Ragni predicted that the NHF’s summit would “propel the effort forward and promote the collaboration and networking and partnerships we so greatly need to keep up the momentum.”
On the inhibitor side, Recht said: “My hope is that the working group looking into issues about inhibitors will take what we developed in 2018 and use that to say, ‘OK, this is what we were thinking three years ago, we’re now three years further. Is there anything else we have to change? Or do we just move forward?’”
In an interview prior to the meeting, Hoots said the summit “should further the discussion concerning the pathobiology of inhibitor development while building on the needed resource development required to expand research in all areas of inherited bleeding disorders.” He added that it will also “incorporate discussions on gene therapies and the clinical impact of new protein therapeutics such as emicizumab on inhibitor development and other hemophilic complications.”
“I think the two successive SOS efforts will be complementary and will further the downstream scientific agenda for care and research in the bleeding disorders arena,” he said.
Although similar, there was what Leonard A. Valentino, MD, NHF president and CEO, called a major “twist” between the NIH and NHF State of the Science meetings. “That was to bring in the extensive patient voice to ensure we had as many opportunities as possible to hear what is impactful for people with these disorders and where there are gaps in care,” he said.
Pipe said that even though they did have patient participation in the State of the Science for inhibitors, “now we have to magnify that, so patients are involved from the beginning.”
Thus, patients and advocates served on the organizing and steering committees of NHF’s meeting to help develop priorities for the summit. Several also gave presentations during the meeting.
“We have to make sure we’re addressing the questions that are important to the patient,” Recht said. “As a clinical researcher for the past 25 years, I’ve come up with a lot of ideas that I think have been very important.” But the State of the Science meetings, he said, “were really the first time that the patient voice was coming forward and helping define the important questions for them.”
NHF’S First SOS Summit
NHF’s inaugural State of the Science Research Summit in September 2021 was organized by Donna M. DiMichele, MD, the former deputy director of the Division of Blood Diseases and Resources at NHLBI, who also spearheaded the 2018 meeting.
DiMichele used the same blueprint for the 2021 meeting, says NHF President and CEO Leonard A. Valentino, MD, which included working groups meeting for months prior to the summit to develop recommendations.
Topics included research priorities for hemophilia A and B and other ultra-rare inherited bleeding disorders, which group leaders highlighted during the meeting.
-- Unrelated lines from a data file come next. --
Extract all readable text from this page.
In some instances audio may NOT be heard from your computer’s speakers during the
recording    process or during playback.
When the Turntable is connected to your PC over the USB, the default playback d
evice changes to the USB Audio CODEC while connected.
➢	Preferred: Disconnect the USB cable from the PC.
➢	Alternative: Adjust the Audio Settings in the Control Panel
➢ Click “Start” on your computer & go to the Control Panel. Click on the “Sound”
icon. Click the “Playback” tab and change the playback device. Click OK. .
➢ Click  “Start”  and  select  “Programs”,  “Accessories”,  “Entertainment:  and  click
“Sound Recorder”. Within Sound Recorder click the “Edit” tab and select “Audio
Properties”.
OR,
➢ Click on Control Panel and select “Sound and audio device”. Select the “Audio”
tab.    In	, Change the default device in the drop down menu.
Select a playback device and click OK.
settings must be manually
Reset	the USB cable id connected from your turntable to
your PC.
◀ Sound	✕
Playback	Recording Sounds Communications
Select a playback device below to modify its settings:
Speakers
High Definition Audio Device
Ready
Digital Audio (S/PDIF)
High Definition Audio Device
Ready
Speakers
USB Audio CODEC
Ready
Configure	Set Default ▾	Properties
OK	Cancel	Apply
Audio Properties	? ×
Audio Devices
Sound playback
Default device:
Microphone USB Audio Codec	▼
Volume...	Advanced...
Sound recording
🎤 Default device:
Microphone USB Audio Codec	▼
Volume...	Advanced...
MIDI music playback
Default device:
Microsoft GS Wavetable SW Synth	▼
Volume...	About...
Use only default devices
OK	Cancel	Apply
The participants also presented recommendations for research priorities for diversity, equity and inclusion in health services research, and implementation science around the health of women, girls and those with the potential to menstruate. For more information, visit hemophilia.org/summit.
Key Recommendations From the NIH Summit
The NIH’S State of the Science meeting on inhibitors yielded a rich array of recommendations in four areas:
- Develop scientific priorities for clinical trials on integrating nonintravenous, nonfactor therapeutics, including gene therapy, into the standard of care for people with hemophilia A and inhibitors.
- Identify scientific priorities for 21st‐century data science and biospecimen collection that could be used for observational studies.
- Determine the scientific priorities for understanding FVIII immunogenicity and the immunology of the person’s response and FVIII tolerance.
- Create prospective pregnancy/birth cohorts to study FVIII immunogenicity, inhibitor development, and eradication.